穏やかと癒し・・・ときどき、あい・・・
「おー久しぶり、ああ~元気・・・変わったこと?変わったことあるよ。入籍した」

と、土曜日の夜に孝徳のスマホが鳴って応答している。

相手は誰だろう?

「・・・わりぃ、まだ一週間も経ってない。家族か会社の人しかまだ知らない・・・ああ、そうだよ。咲希だよ」

私を知ってる人?

「わかった。今日?今から?ちょっと聞いてからまた連絡する・・・わかってるよ。ああ、わかってる」

孝徳は通話を終了した。

スマホを持ってソファーに戻ってきた。

私は首を傾げて、聞いた。

「誰だったの?」

「竜二」

「竜二さん?」

「これからご飯行こうって、どうする?」 

「孝徳もまだ言ってなかったんだ。私もまだ加奈子にしか言ってない」

「竜二だけじゃなくて、誰にも言ってないんだ。で、どうする?」

「行く。
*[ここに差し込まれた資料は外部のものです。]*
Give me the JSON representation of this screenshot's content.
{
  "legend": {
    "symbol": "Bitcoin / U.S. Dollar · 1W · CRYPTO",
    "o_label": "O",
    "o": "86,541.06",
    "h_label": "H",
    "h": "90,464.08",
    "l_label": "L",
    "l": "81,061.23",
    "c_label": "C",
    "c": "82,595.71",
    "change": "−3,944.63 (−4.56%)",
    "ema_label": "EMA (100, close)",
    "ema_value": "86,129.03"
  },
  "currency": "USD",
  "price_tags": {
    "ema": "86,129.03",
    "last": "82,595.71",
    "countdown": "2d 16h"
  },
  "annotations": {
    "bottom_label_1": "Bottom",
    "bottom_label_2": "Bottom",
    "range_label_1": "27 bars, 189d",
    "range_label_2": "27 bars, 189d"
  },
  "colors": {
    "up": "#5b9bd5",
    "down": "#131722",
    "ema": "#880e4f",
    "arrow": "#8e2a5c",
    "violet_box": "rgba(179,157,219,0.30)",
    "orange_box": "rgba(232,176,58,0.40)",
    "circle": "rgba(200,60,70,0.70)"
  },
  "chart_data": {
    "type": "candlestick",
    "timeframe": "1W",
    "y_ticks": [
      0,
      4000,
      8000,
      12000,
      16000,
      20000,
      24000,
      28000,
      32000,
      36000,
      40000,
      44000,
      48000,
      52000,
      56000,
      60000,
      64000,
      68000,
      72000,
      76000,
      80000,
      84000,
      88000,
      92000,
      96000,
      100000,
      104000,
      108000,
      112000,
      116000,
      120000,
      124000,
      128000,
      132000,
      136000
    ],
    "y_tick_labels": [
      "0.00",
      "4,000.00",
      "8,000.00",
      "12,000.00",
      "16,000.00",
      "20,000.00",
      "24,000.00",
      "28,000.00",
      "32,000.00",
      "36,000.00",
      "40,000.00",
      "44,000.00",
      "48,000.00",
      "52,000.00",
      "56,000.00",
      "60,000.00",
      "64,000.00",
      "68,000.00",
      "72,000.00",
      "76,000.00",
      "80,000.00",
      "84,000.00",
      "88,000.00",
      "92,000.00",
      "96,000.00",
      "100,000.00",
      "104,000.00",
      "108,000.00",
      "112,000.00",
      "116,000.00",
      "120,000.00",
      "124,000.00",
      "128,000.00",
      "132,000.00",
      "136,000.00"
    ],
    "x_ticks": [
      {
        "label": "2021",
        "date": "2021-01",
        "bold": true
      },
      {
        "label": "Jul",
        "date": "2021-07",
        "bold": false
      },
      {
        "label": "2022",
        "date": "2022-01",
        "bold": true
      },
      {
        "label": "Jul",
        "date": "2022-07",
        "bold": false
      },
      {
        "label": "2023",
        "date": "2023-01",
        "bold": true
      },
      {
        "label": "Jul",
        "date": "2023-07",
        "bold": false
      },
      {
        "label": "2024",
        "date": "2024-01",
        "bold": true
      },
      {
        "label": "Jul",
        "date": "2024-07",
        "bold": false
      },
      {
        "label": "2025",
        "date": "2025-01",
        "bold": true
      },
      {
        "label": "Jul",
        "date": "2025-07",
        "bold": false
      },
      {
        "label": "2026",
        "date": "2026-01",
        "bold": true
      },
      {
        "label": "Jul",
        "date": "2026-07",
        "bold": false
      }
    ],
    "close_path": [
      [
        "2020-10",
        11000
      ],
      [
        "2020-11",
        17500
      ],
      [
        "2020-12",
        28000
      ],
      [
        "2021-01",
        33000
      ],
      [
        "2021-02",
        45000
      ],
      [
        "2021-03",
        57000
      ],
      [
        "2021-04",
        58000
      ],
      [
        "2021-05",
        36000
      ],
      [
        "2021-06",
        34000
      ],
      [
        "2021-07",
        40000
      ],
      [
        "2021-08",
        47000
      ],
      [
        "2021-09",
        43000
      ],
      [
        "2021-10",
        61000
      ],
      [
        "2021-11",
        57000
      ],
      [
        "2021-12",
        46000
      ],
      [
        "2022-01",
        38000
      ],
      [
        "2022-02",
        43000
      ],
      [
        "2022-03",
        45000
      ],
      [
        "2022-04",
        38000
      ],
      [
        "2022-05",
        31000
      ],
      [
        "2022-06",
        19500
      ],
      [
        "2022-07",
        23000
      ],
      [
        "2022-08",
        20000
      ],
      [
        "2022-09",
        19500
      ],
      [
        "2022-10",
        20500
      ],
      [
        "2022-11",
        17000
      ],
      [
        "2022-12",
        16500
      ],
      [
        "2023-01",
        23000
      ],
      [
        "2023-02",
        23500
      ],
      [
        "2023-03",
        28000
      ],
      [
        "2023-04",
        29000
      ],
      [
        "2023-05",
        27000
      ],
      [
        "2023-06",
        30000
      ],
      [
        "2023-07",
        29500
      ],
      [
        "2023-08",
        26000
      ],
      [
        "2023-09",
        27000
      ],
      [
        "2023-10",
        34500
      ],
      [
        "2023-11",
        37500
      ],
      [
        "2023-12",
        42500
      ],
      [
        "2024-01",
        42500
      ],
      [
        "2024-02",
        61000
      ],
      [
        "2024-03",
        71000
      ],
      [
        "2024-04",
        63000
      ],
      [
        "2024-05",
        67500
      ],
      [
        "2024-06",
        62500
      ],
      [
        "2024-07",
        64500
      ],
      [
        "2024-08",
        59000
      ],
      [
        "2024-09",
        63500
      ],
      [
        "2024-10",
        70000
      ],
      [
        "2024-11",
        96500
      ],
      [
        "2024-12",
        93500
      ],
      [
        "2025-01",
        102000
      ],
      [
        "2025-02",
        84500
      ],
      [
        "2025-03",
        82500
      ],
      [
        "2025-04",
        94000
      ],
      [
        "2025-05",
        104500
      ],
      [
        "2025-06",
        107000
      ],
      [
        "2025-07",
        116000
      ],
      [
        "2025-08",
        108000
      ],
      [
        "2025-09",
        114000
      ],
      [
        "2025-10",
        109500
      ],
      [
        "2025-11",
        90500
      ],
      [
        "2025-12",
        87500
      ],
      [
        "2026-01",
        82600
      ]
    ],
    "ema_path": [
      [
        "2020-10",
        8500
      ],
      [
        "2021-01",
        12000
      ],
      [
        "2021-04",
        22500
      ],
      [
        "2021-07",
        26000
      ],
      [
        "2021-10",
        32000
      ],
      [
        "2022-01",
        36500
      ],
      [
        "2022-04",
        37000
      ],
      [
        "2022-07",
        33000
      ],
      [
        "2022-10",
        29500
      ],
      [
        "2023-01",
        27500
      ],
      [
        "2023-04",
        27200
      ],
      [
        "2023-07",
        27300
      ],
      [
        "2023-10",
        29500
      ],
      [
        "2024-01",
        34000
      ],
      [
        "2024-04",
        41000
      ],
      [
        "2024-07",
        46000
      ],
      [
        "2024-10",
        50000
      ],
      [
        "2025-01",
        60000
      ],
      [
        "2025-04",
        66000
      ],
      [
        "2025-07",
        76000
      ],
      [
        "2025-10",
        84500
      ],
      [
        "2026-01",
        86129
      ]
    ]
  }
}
麻里子も来るでしょう?」

「多分」

「じゃ直接報告したいし行きたい」

でも孝徳が乗り気じゃない・・・

「もしかして、麻里子に報告するの躊躇ってる?」

孝徳の初恋の人。

「違うよ。そんなんじゃないよ。ただ・・・」

と、なんか言いたげだけど、はっきり言わない。

「孝徳だけで行ってくる?」

「なんで?」

「だって、私がいない方がいいのかと思って・・・」

「そんなことない。そんなことないよ。ただ竜二が余計なこと言いそうでイヤなだけ」

「余計なこと?」

「なんでもないよ。じゃ連絡するから、着替えておいで」

「はーい」

私は孝徳が『余計なこと』と、言ったこともすっかり忘れ着替えにいった。